BERTopic
BERTopic copied to clipboard
cannot import BERTopic --> issue links to huggingface huggingface_hub repo
Firstly, thanks for making this library and opensource. It's really awesome.
I had used BERTopic before but today I couldn't run it after installing. It throwed below error. I tried to resolve but couldn't get beyond this. Hugging Face has made some changes to huggingface_hub (link). Any direction to resolve this?
---------------------------------------------------------------------------
ImportError Traceback (most recent call last)
~/GitHub/learning/l_ml/l_bertopic.ipynb Cell 1' in <cell line: 1>()

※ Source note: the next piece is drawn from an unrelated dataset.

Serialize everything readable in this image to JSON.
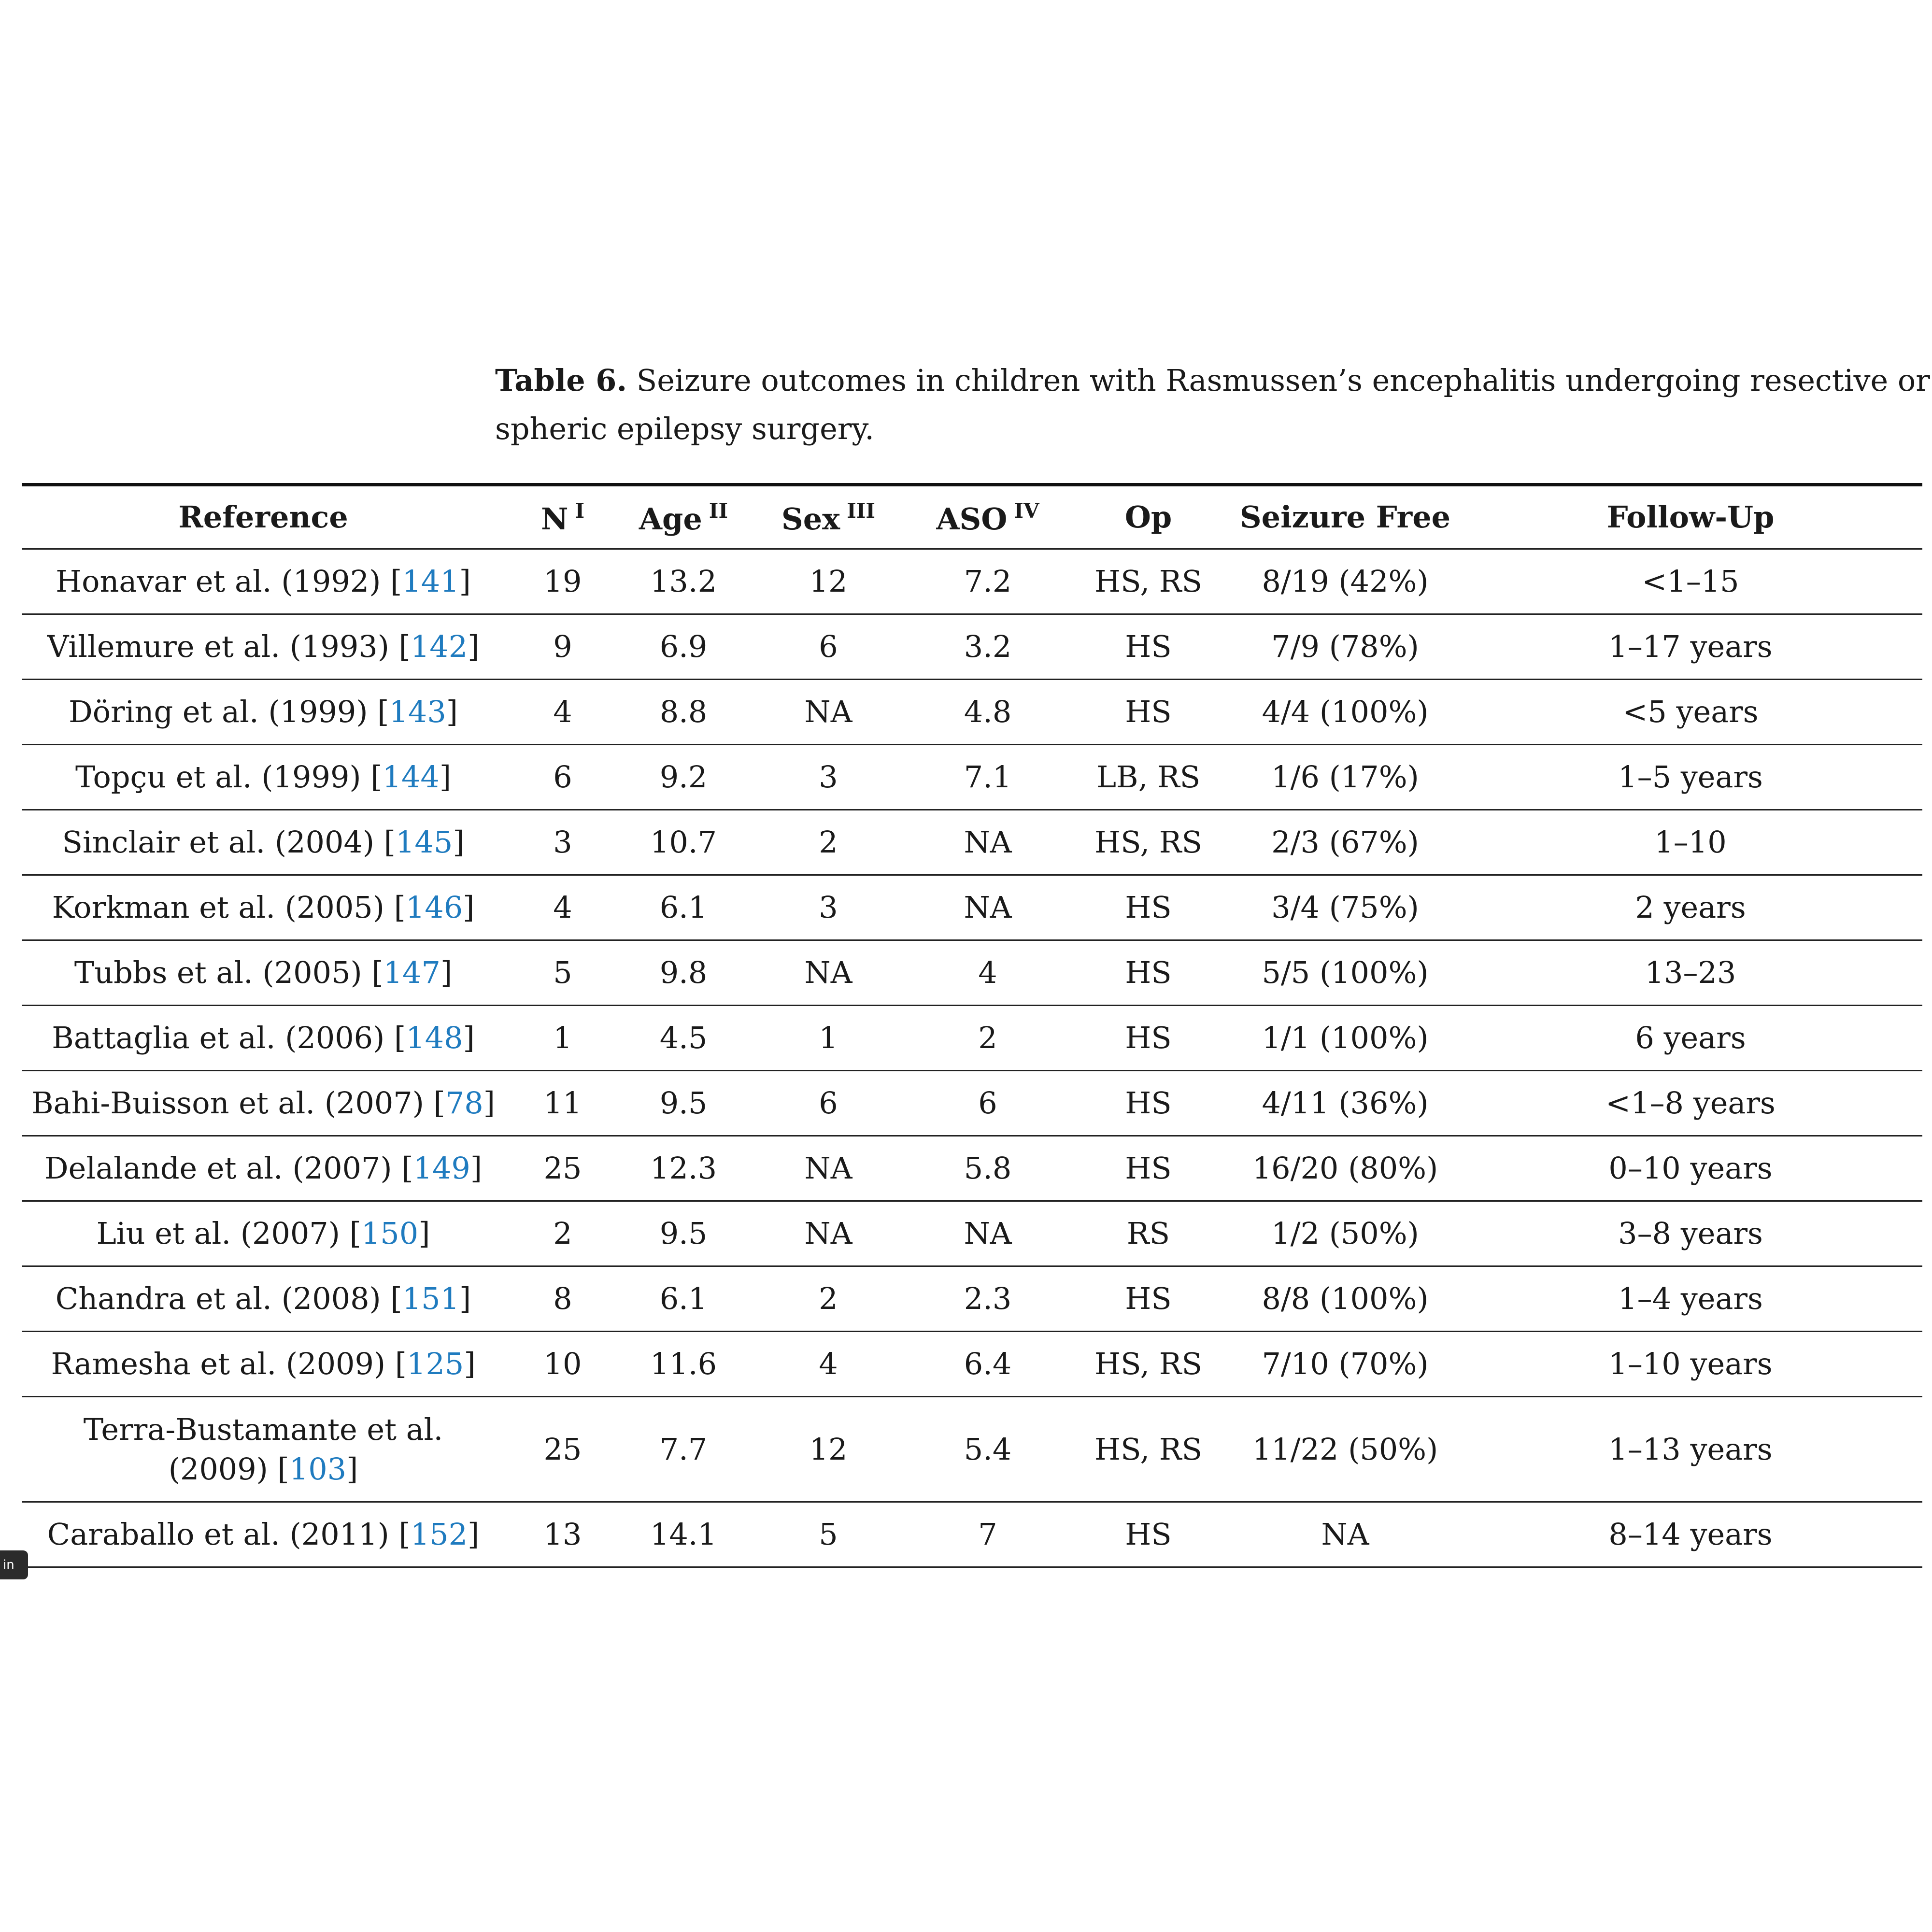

----> [1](vscode-notebook-cell:~/GitHub/test_bertopic/clustering/l_bertopic.ipynb#ch0000003?line=0) from bertopic import BERTopic
[2](vscode-notebook-cell:~/GitHub/test_bertopic/clustering/l_bertopic.ipynb#ch0000003?line=1) from sklearn.datasets import fetch_20newsgroups
[4](vscode-notebook-cell:~/GitHub/test_bertopic/clustering/l_bertopic.ipynb#ch0000003?line=3) docs = fetch_20newsgroups(subset='all', remove=('headers', 'footers', 'quotes'))['data']

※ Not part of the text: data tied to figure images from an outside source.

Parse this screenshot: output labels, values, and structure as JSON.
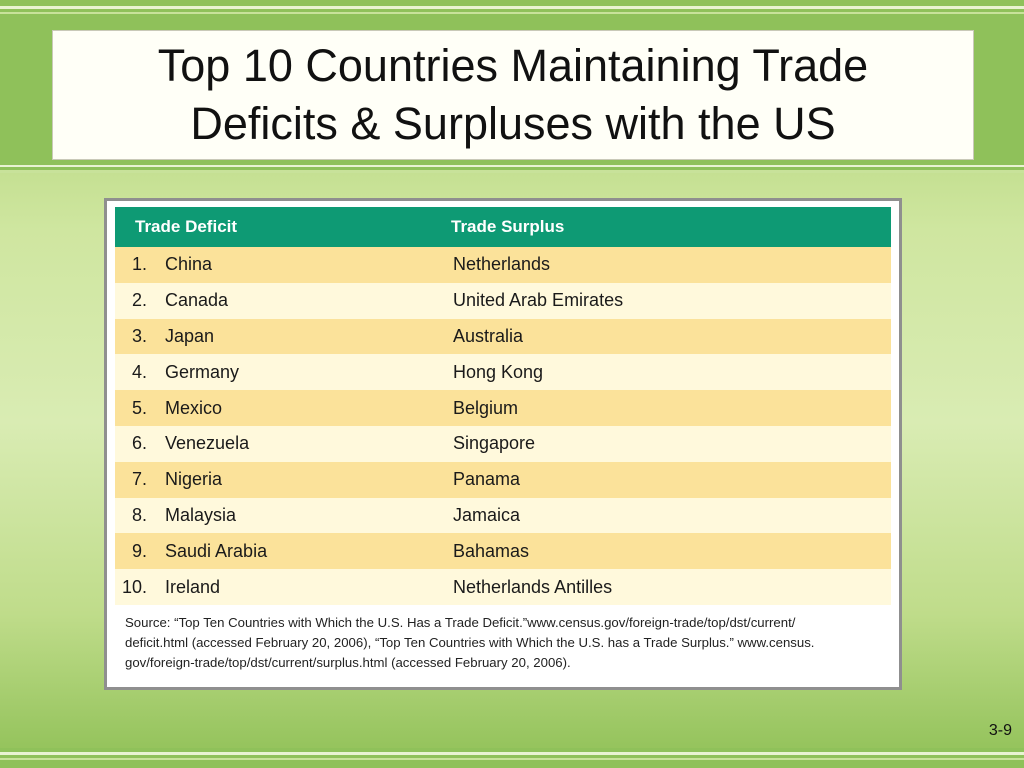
{
  "slide": {
    "title_line1": "Top 10 Countries Maintaining Trade",
    "title_line2": "Deficits & Surpluses with the US",
    "page_number": "3-9"
  },
  "table": {
    "headers": {
      "deficit": "Trade Deficit",
      "surplus": "Trade Surplus"
    },
    "rows": [
      {
        "num": "1.",
        "deficit": "China",
        "surplus": "Netherlands"
      },
      {
        "num": "2.",
        "deficit": "Canada",
        "surplus": "United Arab Emirates"
      },
      {
        "num": "3.",
        "deficit": "Japan",
        "surplus": "Australia"
      },
      {
        "num": "4.",
        "deficit": "Germany",
        "surplus": "Hong Kong"
      },
      {
        "num": "5.",
        "deficit": "Mexico",
        "surplus": "Belgium"
      },
      {
        "num": "6.",
        "deficit": "Venezuela",
        "surplus": "Singapore"
      },
      {
        "num": "7.",
        "deficit": "Nigeria",
        "surplus": "Panama"
      },
      {
        "num": "8.",
        "deficit": "Malaysia",
        "surplus": "Jamaica"
      },
      {
        "num": "9.",
        "deficit": "Saudi Arabia",
        "surplus": "Bahamas"
      },
      {
        "num": "10.",
        "deficit": "Ireland",
        "surplus": "Netherlands Antilles"
      }
    ],
    "source_line1": "Source: “Top Ten Countries with Which the U.S. Has a Trade Deficit.”www.census.gov/foreign-trade/top/dst/current/",
    "source_line2": "deficit.html (accessed February 20, 2006), “Top Ten Countries with Which the U.S. has a Trade Surplus.” www.census.",
    "source_line3": "gov/foreign-trade/top/dst/current/surplus.html (accessed February 20, 2006).",
    "colors": {
      "header": "#0e9a74",
      "row_odd": "#fbe29a",
      "row_even": "#fff9dc"
    }
  },
  "theme": {
    "band": "#8fc15a",
    "background": "#d9ecb3"
  }
}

File ~/.cache/pypoetry/virtualenvs/clustering-ho3GNO8w-py3.8/lib/python3.8/site-packages/bertopic/__init__.py:1, in <module>
----> 1 from bertopic._bertopic import BERTopic
3 __version__ = "0.10.0"
5 __all__ = [
6 "BERTopic",
7 ]
File ~/.cache/pypoetry/virtualenvs/clustering-ho3GNO8w-py3.8/lib/python3.8/site-packages/bertopic/_bertopic.py:31, in <module>
29 from bertopic._utils import MyLogger, check_documents_type, check_embeddings_shape, check_is_fitted
30 from bertopic._mmr import mmr
---> 31 from bertopic.backend._utils import select_backend
32 from bertopic import plotting
34 # Visualization
File ~/.cache/pypoetry/virtualenvs/clustering-ho3GNO8w-py3.8/lib/python3.8/site-packages/bertopic/backend/__init__.py:2, in <module>
1 from ._base import BaseEmbedder
----> 2 from ._word_doc import WordDocEmbedder
3 from ._utils import languages
...
(...)
418 use_auth_token: Union[bool, str, None] = None
419 ) -> str:
ImportError: cannot import name 'REPO_ID_SEPARATOR' from 'huggingface_hub.snapshot_download' (~/.cache/pypoetry/virtualenvs/clustering-ho3GNO8w-py3.8/lib/python3.8/site-packages/huggingface_hub/snapshot_download.py)

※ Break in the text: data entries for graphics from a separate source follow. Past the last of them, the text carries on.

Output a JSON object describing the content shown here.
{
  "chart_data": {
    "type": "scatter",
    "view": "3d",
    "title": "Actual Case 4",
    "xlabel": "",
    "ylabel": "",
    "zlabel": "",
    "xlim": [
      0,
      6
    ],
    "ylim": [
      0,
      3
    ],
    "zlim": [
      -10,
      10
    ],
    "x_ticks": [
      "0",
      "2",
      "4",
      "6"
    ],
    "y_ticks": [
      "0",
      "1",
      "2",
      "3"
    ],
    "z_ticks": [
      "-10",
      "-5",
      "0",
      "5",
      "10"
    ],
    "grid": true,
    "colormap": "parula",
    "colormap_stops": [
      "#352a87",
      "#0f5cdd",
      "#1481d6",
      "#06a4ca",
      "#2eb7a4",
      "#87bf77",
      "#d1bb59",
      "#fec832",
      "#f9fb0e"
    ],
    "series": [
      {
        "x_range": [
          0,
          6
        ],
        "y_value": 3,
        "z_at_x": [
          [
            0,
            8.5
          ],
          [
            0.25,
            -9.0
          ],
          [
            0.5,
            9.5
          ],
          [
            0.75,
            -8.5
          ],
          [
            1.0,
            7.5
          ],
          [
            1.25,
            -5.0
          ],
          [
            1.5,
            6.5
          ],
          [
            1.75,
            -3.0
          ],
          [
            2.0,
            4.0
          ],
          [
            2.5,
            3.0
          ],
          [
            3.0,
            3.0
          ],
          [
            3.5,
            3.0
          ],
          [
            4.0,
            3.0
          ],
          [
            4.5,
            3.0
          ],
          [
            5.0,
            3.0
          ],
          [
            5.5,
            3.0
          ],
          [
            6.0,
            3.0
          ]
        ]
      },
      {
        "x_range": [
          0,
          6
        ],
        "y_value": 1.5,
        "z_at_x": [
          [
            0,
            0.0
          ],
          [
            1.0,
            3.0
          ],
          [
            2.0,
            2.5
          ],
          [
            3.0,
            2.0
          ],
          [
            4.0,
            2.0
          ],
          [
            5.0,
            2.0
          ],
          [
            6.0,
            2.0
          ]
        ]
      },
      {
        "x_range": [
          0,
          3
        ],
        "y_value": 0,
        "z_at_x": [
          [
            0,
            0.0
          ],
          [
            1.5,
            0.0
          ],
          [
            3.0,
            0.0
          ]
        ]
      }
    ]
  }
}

When looked into this I see huggingface has made snapshot_download.py
private as shown below.
# TODO: remove in 0.11
import warnings
warnings.warn(
"snapshot_download.py has been made private and will no longer be available from"
" version 0.11. Please use `from huggingface_hub import snapshot_download` to"
" import the only public function in this module. Other members of the file may be"
" changed without a deprecation notice.",
FutureWarning,
)
from ._snapshot_download import * # noqa
from .constants import REPO_ID_SEPARATOR # noqa
Thanks for sharing this! It is a known issue within the sentence-transformers
framework which will soon be fixed and released. You can find a bit more about that here. You can also install sentence-transformers
from the master branch where it is already fixed.